In 1958, two years after being "saved" by Harry, the horse was entered in a jumping competition. No one would have ever imagined how good he would be. In 1958 and 1959, Harry and Snowman won the coveted Professional Horseman's Association Championship and the American Horse Show Association's Horse of the Year Award. He was Champion in 1958 at the National Horse Show and in 1959 won the Stakes Class there as well.
Everyone loved Snowman. He would jump anything, including other horses. He once won the Leadline Class with a very young rider and an Open Jumper Championship at the same show. He made an appearance on the Johnny Carson Show. He became a symbol of hope, that an ordinary horse, like an ordinary man, could somehow achieve the unachievable.
Harry received many offers to buy Snowman, even turning down a $100,000 offer from Bert Firestone, another fixture in the horse world. He kept the gray horse and retired him in 1964. He died at the age of 26 from complications related to kidney failure, living out the remainder of his days on Harry's farm. In 1992, Snowman was inducted into the Show Jumping Hall of Fame. He was also made into a Breyer Horse Model. There is also a very popular book "The Eighty-Dollar Champion." I have not read it but it looks like a great beach read.

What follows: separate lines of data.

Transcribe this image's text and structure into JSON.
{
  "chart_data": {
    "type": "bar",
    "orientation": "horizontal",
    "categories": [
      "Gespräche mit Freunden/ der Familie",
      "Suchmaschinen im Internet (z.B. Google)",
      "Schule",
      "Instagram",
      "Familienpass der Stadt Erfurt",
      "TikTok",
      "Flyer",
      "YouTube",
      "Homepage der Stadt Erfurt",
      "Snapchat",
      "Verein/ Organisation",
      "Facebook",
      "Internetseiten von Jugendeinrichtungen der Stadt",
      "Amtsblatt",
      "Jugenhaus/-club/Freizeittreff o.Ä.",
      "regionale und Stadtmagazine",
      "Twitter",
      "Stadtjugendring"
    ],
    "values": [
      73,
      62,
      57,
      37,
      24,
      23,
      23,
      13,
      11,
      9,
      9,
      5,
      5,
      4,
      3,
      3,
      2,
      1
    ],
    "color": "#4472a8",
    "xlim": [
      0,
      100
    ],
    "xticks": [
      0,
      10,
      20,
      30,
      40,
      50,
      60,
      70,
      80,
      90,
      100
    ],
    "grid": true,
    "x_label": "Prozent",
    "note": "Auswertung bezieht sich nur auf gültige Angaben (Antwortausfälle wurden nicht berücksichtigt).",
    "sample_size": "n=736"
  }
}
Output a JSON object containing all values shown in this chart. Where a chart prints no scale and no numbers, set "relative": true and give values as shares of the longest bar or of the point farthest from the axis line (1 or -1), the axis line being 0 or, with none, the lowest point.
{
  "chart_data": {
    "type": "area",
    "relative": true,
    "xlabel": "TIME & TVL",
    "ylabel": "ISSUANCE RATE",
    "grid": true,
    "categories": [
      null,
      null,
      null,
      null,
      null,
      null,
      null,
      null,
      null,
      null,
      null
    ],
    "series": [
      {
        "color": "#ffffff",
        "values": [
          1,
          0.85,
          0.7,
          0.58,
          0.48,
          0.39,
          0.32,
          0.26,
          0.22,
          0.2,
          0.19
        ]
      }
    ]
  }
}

Today, Harry de Leyer lives in Virginia near Charlottesville and his house is full of mementos from his life with Snowman including a 1959 Life Magazine article. He is in 80's now he still rides despite breaking his back in a haying accident. He still recalls the wintry day in 1956 when he almost did not make to the auction in New Holland, Pa. We all love a "feel good" story and I am hoping for another one on June 9th in Belmont Park. Isn't it fascinating what happens with the right chemistry of horse and rider and of course, fate?